Same with the CPC exam.
Case # 9 clinical added for Answer key & Rationale

Case # 9 clinical added for Answer key & Rationale
Since the clinical info wasn't included in posting of answer & rationale; and the link to case clinical info given now is not accessible (error page shows up) .... I thought it wise to include the missing clinical info.

Hint: The 50-year-old patient had a left inguinal hernia that was repaired with placement of mesh for this next case. Using your index and knowledge of modifiers will help you on Case 9!

Case # 9

PREOPERATIVE DIAGNOSIS: Left inguinal hernia.

POSTOPERATIVE DIAGNOSIS: Left inguinal hernia.
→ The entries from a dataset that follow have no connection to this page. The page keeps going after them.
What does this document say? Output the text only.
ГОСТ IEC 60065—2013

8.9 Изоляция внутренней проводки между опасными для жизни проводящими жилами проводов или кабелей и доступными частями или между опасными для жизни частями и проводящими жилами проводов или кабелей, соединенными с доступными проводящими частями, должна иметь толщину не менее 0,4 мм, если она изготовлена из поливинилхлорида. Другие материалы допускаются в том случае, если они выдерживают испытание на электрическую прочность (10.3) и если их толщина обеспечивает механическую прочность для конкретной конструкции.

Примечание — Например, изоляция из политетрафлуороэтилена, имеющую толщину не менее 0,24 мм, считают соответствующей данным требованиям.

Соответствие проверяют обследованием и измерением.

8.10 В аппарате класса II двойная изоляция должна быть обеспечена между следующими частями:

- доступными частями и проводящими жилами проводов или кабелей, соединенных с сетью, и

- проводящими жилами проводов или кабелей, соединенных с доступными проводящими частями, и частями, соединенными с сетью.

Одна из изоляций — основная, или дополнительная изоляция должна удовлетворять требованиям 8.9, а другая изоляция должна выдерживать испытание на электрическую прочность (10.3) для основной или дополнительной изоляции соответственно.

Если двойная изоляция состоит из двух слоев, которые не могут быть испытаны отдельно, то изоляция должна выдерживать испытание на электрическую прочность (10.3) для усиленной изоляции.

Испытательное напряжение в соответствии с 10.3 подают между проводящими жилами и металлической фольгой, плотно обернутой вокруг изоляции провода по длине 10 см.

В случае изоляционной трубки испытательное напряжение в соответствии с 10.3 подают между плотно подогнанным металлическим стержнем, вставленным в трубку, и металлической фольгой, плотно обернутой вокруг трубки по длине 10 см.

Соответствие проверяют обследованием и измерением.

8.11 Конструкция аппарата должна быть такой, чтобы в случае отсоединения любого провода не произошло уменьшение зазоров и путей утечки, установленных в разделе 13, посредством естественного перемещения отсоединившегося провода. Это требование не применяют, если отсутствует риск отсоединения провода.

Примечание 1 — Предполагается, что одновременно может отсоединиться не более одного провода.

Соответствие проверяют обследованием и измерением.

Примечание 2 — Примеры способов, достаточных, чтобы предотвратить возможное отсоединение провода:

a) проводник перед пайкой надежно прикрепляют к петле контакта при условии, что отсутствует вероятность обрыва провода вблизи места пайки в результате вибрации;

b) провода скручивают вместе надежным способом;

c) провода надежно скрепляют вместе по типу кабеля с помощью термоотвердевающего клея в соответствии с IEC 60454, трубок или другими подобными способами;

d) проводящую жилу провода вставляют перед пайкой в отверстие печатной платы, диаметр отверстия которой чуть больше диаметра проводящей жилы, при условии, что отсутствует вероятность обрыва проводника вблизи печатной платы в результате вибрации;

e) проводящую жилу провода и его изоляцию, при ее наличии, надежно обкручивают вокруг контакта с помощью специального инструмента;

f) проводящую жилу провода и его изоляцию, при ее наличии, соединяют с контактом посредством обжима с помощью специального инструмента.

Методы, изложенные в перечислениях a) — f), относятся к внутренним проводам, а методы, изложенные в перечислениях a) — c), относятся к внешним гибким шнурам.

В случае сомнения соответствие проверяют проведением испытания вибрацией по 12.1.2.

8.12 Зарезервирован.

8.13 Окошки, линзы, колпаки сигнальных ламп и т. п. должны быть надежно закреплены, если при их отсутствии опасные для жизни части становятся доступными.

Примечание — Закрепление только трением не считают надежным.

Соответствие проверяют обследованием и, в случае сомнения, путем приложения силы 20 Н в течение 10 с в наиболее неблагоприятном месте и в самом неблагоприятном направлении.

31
PROCEDURE PERFORMED: Repair of left inguinal hernia with placement of mesh.

ANESTHESIA: General anesthesia.


FINDINGS AT SURGERY: The 50-year-old patient had a left inguinal hernia that was repaired with placement of mesh. The patient tolerated the procedure quite well.

DESCRIPTION OF PROCEDURE: Under general anesthesia using an LMA, the patient?s left groin was prepped with ChloraPrep and then the appropriate sterile drapes were placed.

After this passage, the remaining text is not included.